# Lesson 5

### Web Scraping with Selenium

Documentation:

https://selenium-python.readthedocs.io/

In [1]:
! pip install selenium



***Attention!!!***

Selenium requires a driver to interface with our chosen browser. Chrome, for example, requires ChromeDriver, which needs to be installed before we start scraping. The Selenium web driver speaks directly to the browser using the browser’s own engine to control it.

**Download Chrome WebDriver**


Visit https://sites.google.com/chromium.org/driver/downloads?authuser=0


Select the compatible driver for your Chrome version
    To check the Chrome version you are using, click on the three vertical dots on the top right corner
    Then go to Help -> About Google Chrome

Some help!!!

http://www.borgo7.net/4-mosse-per-installare-selenium-su-windows-e-usarlo-con-python/

https://chromedriver.chromium.org/getting-started

Extract "chromedriver.exe" from the zip file and move it in an easy folder

Mine is:       C:\Users\mchde\Desktop\TextPy_Lex5


In [3]:
from selenium import webdriver
from selenium.webdriver.common.keys import Keys 

driver = webdriver.Firefox(executable_path = 'D:\\utente\\Download\\geckodriver-v0.29.1-win64\\geckodriver.exe')

### Scraping from YouTube


We want: the video ID, video title, and video description of a particular category from YouTube


The categories we’ll be scraping are:

- Travel
- Science
- Food
- History
- Manufacturing
- Art & Dance  


In [4]:
from selenium import webdriver 
import pandas as pd 
from selenium.webdriver.common.by import By 
from selenium.webdriver.support.ui import WebDriverWait 
from selenium.webdriver.support import expected_conditions as EC


Open YouTube in your browser. Type in the category you want to search videos for and set the filter to “videos”. This will display only the videos related to your search. Copy the URL after doing this.   


science

https://www.youtube.com/results?search_query=science&sp=EgIQAQ%253D%253D

In [5]:
url = "https://www.youtube.com/results?search_query=science&sp=EgIQAQ%253D%253D"

In [7]:
# This will open a new browser window for that link

driver = webdriver.Firefox() 
driver.get(url)

WebDriverException: Message: 'geckodriver' executable needs to be in PATH. 


Fetch all the video links present on that particular page. We will create a “list” to store those links

Now, go to the browser window, right-click on the page, and select ‘inspect element’
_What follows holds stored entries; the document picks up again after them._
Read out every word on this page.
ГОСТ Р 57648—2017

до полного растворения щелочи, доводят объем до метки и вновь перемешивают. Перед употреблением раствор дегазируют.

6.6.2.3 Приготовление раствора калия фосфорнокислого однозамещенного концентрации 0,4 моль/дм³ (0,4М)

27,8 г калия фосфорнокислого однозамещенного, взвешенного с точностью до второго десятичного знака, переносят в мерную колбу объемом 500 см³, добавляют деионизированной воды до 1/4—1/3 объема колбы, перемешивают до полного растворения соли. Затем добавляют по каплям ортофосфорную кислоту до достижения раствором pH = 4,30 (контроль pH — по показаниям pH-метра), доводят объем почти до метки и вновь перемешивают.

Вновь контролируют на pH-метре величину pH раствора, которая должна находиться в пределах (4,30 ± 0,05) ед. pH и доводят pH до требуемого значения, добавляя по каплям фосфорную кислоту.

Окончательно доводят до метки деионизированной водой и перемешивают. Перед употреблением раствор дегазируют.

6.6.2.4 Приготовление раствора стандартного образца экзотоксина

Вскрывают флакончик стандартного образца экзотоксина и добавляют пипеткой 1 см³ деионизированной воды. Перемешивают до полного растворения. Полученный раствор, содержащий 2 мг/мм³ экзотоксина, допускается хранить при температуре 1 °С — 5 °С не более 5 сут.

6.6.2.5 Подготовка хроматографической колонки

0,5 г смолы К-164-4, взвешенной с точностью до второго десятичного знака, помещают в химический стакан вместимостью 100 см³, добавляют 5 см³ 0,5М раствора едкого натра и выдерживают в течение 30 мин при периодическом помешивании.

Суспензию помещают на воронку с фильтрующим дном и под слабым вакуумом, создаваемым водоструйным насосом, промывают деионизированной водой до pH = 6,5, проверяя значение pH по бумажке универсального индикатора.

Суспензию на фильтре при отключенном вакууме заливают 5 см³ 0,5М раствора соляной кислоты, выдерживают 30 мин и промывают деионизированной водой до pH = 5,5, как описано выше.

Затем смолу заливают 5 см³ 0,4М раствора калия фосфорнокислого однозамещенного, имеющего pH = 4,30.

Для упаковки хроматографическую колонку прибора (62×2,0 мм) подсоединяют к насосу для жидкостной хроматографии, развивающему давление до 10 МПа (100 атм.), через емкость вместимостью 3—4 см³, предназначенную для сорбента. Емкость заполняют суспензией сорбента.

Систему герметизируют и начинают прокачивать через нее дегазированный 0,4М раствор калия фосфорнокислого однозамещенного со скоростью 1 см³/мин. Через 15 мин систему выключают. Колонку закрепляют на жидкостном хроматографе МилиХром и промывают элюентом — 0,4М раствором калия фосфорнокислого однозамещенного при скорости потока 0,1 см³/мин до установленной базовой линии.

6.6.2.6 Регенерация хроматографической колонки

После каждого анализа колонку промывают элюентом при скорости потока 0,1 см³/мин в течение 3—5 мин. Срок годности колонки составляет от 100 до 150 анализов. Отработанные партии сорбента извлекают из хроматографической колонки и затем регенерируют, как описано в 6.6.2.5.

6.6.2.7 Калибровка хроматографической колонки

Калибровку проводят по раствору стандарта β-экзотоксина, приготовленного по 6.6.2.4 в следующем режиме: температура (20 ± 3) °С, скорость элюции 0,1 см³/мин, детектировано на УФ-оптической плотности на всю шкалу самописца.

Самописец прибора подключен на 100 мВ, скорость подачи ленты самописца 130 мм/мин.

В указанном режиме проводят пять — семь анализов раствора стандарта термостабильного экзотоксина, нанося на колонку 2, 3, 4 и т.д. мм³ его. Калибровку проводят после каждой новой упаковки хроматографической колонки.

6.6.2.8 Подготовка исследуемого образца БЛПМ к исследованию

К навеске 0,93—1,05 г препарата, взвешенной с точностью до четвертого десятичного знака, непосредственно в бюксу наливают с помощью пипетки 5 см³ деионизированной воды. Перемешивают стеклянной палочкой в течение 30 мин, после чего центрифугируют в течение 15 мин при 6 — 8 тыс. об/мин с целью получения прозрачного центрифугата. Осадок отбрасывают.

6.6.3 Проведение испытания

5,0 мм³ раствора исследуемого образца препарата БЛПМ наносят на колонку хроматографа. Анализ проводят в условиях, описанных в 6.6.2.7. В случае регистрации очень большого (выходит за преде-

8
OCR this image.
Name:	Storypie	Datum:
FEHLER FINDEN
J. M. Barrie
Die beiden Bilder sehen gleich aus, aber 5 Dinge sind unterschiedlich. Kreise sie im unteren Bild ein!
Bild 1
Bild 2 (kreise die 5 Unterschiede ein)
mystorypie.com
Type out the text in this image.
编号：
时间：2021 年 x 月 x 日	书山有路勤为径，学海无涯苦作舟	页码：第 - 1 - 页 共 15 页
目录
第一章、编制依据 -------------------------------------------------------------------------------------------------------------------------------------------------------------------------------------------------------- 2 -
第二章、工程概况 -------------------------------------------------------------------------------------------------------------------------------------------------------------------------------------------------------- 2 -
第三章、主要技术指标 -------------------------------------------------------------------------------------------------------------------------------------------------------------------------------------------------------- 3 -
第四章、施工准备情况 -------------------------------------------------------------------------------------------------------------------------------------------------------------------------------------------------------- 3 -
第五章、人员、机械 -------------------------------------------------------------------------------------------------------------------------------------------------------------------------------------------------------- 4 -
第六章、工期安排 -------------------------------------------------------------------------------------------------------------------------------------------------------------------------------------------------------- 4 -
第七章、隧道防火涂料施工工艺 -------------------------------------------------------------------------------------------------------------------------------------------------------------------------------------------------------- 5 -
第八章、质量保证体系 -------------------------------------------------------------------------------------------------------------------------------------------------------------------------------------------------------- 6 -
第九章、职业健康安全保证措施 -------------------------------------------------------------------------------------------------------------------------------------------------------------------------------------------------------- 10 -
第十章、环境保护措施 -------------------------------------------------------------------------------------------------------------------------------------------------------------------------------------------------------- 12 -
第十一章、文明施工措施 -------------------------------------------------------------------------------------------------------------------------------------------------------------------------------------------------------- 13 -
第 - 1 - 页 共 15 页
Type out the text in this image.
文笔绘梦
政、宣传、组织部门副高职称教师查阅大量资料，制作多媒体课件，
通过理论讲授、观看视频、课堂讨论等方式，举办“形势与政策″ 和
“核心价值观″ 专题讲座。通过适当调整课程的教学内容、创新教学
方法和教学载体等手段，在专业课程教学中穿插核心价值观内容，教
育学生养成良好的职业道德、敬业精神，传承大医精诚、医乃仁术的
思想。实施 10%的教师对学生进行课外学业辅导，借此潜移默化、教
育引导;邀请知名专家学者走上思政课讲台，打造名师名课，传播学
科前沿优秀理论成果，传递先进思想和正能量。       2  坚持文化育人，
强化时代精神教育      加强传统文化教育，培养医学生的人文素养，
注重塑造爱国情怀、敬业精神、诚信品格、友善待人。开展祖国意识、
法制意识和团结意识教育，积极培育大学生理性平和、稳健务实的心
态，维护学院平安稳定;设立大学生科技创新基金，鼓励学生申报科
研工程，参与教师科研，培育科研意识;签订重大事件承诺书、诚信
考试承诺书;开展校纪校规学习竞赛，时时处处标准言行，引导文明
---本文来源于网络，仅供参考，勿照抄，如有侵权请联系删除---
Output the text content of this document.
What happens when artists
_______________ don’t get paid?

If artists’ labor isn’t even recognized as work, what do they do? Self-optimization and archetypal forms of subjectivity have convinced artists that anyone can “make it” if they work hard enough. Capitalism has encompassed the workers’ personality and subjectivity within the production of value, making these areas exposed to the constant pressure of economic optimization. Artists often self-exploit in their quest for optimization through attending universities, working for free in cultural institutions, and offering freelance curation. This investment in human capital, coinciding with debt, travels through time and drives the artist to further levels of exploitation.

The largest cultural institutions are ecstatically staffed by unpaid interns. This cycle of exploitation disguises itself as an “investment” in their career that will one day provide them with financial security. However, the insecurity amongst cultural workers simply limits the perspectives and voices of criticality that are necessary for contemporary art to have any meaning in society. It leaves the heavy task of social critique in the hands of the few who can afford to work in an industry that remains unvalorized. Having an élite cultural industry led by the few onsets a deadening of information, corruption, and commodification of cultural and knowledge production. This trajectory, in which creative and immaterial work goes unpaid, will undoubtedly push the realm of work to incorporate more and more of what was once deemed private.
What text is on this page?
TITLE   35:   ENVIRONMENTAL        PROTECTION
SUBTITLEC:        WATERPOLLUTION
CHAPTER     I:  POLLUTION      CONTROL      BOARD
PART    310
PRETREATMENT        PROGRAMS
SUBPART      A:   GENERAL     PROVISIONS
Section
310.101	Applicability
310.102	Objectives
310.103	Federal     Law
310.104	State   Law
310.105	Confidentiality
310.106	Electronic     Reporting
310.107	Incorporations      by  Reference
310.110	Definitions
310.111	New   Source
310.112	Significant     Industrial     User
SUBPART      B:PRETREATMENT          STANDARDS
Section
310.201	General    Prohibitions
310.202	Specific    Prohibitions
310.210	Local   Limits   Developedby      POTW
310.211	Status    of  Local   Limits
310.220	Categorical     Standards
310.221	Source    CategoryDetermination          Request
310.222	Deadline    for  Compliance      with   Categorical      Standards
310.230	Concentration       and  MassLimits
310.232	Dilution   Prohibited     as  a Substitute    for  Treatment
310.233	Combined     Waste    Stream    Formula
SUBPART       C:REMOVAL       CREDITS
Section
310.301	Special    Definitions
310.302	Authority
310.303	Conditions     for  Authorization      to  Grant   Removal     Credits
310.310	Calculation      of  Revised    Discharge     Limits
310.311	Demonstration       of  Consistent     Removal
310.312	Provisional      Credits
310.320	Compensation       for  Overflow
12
Search for the anchor tag with id = ”video-title” and then right-click on it -> Copy -> XPath. The XPath should look something like : //*[@id=”video-title”]

In [None]:
//*[@id="video-title"]/yt-formatted-string

In [7]:
# this will fetch the “href” attribute of the anchor tag we searched for

user_data = driver.find_elements_by_xpath('//*[@id="video-title"]')
links = []
for i in user_data:
    links.append(i.get_attribute('href'))

print(len(links))

20


In [8]:
# create a dataframe with 4 columns – “link”, “title”, “description”, and “category”
# We will store the details of videos for different categories in these columns

df = pd.DataFrame(columns = ['link', 'title', 'description', 'category'])


In [11]:
# scrape the video details from YouTube

wait = WebDriverWait(driver, 10)

v_category = "science"

for x in links:
            driver.get(x)
            v_id = x.strip('https://www.youtube.com/watch?v=')
            v_title = wait.until(EC.presence_of_element_located(
                           (By.CSS_SELECTOR,"h1.title yt-formatted-string"))).text
            v_description =  wait.until(EC.presence_of_element_located(
                                         (By.CSS_SELECTOR,"div#description yt-formatted-string"))).text
            df.loc[len(df)] = [v_id, v_title, v_description, v_category]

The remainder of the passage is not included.